La presse espagnole en est sûre, en cas de contre-performance à Istanbul, mardi, face à Galatasaray (3e journée de Ligue des Champions), Zinedine Zidane pourrait sauter. C’est donc face à un parterre de journalistes attendant d’avoir son ressenti face à cette situation délicate que le technicien tricolore s’est présenté ce lundi soir.
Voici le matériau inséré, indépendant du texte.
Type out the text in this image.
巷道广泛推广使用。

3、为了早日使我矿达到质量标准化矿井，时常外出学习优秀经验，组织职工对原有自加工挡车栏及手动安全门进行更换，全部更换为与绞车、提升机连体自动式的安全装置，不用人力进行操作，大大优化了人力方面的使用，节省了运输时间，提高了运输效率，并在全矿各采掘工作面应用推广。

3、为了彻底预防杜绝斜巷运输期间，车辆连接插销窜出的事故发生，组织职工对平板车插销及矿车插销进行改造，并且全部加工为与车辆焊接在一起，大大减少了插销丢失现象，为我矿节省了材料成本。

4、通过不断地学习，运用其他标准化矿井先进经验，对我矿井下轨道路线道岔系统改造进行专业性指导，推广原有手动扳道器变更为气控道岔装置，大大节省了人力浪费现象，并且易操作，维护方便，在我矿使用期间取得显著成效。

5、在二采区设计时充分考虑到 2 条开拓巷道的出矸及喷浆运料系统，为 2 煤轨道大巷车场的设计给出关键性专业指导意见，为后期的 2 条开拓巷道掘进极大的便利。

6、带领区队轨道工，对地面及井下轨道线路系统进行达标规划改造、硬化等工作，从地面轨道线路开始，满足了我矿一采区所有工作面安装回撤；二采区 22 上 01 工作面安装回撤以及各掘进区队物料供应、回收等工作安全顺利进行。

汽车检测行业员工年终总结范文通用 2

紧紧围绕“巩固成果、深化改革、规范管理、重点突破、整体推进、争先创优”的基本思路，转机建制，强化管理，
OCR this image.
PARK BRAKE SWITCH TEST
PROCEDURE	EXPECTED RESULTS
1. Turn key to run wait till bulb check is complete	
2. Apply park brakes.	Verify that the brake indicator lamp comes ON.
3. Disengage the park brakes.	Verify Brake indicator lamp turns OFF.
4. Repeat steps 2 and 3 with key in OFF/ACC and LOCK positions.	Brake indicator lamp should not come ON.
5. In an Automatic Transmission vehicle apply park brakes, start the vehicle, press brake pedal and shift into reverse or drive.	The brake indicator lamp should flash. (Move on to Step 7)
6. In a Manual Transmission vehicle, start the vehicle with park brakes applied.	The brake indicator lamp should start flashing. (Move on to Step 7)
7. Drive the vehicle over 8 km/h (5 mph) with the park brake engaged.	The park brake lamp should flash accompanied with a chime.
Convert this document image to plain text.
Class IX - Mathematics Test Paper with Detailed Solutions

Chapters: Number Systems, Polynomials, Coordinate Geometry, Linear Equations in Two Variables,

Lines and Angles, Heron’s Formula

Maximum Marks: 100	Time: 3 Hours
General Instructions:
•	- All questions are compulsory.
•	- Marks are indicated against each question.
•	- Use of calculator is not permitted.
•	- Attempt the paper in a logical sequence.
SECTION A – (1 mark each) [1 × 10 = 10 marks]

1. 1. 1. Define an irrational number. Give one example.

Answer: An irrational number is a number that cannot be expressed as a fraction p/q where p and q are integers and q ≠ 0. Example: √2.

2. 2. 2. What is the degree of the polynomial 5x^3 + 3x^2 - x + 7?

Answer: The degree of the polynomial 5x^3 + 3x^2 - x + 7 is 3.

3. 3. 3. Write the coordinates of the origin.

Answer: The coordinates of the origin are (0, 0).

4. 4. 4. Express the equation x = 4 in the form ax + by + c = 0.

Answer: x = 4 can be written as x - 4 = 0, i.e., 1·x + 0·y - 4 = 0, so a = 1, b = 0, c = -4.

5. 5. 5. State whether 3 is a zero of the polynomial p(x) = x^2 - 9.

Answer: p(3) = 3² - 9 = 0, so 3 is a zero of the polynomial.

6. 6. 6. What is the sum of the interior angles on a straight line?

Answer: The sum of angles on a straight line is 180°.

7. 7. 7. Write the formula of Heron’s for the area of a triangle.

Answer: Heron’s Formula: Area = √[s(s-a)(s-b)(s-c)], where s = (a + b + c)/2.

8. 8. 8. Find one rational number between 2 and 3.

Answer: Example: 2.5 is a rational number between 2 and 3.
Et l’entraîneur du Real Madrid ne s’est pas caché. « Un match capital pour mon avenir ? Je ne sais pas. Tu ne peux pas me demander. Moi, je veux être là, sur le banc, toujours. On connaît la situation. Mais ta question, tu dois la poser à quelqu’un d’autre », a-t-il balayé avant de poursuivre.

« Je ne suis pas surpris, non. Les gens sont libres de donner leur avis. Je l’ai vécu comme joueur, puis comme entraîneur (...). J’aime aussi ces moments compliqués, un peu difficiles. Il faut sortir de ce mauvais pas. Il n’y a pas que les victoires. Il faut se sortir de là, faire face, avec de la personnalité. C’est ce qu’on va essayer de faire demain. Cela fait 18 ans que je suis là, je sais où on est. La pression est toujours là. On connaît la situation. Ça ne changera rien. Il restera encore beaucoup de matches, on essaiera jusqu’au bout. La pression, les questions sur mon avenir, ça, ça ne changera pas », a-t-il indiqué.

« Je n’aime pas ça... »

Le champion du Monde 1998 a cependant expliqué que certaines critiques le blessaient. « Je ne vais pas te dire que tout ça ne me dérange pas, je n’aime pas ça, mais je ne peux pas empêcher les gens de donner leur avis. Ce que je peux faire, c’est continuer à donner le maximum », a-t-il reconnu, mettant ses joueurs face à leurs responsabilités. « Les joueurs sont les premiers à vouloir gagner, ils veulent être bons. Je n’en ai aucun doute, ils savent que chaque match est scruté. Nous devons montrer que nous voulons inverser la tendance », a-t-il confié.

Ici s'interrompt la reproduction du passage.